Last month, Lucid announced that it produced 5,500 vehicles in Q1 and reaffirmed its full-year production guidance of between 25,000 and 27,000 vehicles.

The company also highlighted its upcoming midsize SUV, with “expected pricing starting under $50,000.” The vehicle is expected to launch before the end of the year and compete with Rivian’s R2 and Tesla’s Model Y.

Q1 marks the first earnings report for new CEO Silvio Napoli, who took over for interim CEO Marc Winterhoff (who’d led the company for more than a year following Peter Rawlinson’s exit).

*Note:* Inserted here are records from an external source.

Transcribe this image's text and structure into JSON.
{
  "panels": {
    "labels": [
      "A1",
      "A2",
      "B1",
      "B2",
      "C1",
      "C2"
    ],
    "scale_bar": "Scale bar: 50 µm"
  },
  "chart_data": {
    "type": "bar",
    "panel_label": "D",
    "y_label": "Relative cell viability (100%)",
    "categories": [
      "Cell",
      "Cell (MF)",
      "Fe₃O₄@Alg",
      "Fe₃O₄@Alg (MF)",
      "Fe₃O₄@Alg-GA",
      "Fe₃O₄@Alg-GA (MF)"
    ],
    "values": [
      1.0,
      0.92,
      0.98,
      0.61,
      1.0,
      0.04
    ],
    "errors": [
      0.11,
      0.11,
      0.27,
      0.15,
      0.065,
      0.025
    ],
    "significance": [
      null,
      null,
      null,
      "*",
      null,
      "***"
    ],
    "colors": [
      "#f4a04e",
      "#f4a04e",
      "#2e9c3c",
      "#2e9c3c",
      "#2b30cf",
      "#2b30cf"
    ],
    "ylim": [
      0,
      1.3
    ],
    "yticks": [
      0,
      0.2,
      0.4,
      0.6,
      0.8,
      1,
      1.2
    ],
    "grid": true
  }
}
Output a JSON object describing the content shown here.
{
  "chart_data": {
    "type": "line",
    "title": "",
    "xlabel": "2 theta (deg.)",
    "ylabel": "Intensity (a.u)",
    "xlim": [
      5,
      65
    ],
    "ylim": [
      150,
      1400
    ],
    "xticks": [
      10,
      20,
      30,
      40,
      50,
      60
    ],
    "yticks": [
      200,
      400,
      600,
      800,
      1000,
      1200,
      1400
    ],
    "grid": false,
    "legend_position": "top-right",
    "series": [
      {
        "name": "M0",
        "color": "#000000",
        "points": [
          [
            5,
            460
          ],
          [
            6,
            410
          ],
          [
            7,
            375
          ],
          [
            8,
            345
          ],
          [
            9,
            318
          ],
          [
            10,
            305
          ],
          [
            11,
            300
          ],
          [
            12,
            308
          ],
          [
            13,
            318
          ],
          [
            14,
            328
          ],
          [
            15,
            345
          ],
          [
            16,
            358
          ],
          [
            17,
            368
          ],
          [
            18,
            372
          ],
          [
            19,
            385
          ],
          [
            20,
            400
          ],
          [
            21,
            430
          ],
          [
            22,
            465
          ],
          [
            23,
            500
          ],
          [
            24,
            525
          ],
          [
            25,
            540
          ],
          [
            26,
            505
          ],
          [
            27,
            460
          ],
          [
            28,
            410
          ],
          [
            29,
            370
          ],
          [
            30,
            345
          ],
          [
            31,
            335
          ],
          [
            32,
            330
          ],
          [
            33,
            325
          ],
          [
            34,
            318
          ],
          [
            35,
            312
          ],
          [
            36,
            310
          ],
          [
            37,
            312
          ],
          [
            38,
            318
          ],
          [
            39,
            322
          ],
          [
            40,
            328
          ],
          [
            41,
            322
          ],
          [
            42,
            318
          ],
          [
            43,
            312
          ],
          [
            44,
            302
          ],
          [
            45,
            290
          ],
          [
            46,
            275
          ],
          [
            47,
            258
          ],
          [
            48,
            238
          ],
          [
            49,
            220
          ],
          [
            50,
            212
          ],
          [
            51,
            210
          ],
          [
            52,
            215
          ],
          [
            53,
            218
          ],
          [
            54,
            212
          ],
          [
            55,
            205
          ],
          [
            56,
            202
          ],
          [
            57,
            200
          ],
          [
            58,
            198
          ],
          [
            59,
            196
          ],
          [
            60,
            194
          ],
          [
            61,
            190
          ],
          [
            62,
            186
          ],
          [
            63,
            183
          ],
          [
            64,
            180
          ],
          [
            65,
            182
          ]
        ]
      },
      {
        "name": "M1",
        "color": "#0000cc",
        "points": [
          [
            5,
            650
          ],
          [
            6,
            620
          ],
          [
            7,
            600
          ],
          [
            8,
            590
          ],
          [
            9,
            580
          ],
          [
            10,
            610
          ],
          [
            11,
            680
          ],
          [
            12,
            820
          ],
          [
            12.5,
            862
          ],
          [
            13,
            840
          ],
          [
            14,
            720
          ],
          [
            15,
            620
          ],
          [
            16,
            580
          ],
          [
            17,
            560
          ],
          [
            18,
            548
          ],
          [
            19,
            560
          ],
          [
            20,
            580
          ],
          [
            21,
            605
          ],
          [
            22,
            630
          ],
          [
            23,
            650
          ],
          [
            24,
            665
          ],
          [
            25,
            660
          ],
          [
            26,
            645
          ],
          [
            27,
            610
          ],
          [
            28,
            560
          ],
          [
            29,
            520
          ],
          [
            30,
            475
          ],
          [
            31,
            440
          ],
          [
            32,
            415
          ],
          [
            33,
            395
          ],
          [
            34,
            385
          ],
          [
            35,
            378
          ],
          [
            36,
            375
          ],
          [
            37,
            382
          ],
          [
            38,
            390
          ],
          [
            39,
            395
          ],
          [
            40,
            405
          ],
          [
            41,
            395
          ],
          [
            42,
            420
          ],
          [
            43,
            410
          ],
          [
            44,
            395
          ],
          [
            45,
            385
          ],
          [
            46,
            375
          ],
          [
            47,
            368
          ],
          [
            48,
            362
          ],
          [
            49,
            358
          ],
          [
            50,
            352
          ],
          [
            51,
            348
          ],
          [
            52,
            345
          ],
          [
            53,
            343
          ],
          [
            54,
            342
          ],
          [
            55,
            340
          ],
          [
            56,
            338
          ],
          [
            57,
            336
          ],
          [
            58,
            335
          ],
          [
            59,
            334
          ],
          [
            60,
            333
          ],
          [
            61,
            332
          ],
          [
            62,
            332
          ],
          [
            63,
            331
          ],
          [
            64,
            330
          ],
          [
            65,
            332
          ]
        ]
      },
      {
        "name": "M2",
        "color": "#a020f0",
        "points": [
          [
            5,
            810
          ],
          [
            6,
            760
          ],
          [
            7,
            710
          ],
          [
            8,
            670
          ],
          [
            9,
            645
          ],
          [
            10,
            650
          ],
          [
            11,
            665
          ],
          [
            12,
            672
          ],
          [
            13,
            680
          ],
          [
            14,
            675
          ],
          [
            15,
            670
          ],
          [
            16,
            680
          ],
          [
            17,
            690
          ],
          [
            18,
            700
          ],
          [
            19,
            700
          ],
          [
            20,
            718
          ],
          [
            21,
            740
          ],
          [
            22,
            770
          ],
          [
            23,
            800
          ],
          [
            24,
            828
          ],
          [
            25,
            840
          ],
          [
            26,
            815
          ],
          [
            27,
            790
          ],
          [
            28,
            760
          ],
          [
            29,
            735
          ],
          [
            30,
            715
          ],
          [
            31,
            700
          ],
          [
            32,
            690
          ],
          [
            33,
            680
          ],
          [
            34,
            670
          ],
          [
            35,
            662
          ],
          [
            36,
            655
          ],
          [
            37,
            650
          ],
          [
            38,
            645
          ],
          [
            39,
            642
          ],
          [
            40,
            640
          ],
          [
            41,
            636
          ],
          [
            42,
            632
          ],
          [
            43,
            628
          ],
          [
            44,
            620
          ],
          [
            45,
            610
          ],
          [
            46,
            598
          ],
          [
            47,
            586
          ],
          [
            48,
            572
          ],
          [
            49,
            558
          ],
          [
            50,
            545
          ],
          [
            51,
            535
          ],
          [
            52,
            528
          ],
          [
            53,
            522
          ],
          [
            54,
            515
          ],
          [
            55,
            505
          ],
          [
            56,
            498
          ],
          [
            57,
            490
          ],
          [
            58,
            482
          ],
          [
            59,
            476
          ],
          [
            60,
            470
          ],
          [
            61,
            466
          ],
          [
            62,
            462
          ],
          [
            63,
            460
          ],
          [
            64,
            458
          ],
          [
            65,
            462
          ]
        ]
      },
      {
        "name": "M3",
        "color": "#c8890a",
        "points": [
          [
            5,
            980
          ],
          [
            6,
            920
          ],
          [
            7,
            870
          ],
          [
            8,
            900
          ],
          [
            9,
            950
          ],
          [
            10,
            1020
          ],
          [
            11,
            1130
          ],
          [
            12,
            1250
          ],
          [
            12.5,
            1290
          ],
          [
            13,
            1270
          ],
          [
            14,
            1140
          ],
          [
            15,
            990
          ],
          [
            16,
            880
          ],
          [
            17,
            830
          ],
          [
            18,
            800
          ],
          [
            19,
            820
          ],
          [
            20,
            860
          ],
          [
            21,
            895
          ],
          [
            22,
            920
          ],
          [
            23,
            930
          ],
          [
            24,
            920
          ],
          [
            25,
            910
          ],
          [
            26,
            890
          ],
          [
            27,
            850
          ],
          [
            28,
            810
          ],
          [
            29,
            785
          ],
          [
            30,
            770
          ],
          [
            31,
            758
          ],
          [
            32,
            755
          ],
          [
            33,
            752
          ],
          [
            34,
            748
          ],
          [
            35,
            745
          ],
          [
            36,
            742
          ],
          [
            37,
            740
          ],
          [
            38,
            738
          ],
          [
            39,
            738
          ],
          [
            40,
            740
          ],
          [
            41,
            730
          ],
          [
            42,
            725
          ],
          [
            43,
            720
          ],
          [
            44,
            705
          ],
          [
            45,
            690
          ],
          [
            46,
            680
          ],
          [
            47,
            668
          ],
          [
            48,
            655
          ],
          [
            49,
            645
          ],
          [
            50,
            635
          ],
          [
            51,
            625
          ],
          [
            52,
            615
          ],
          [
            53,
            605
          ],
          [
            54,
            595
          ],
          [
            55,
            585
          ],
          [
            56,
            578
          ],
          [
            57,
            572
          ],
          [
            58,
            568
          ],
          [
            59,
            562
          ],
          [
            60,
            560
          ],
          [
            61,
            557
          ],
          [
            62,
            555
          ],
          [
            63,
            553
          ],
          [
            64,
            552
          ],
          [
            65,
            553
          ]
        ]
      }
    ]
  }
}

Lucid recently announced an expansion of its robotaxi partnership with Uber, which is now its second-largest shareholder after Saudi Arabia’s PIF sovereign wealth fund.

Lucid shares have had a long stretch of poor performance amid various dilutive events and a broader contraction across the EV industry. The stock is down about 80% from a recent high in July 2025 and down about 40% year to date. As of Tuesday afternoon, the company’s roughly $2.1 billion market cap is less than a quarter of the approximately $9.5 billion that Saudi Arabia’s PIF has sunk into it.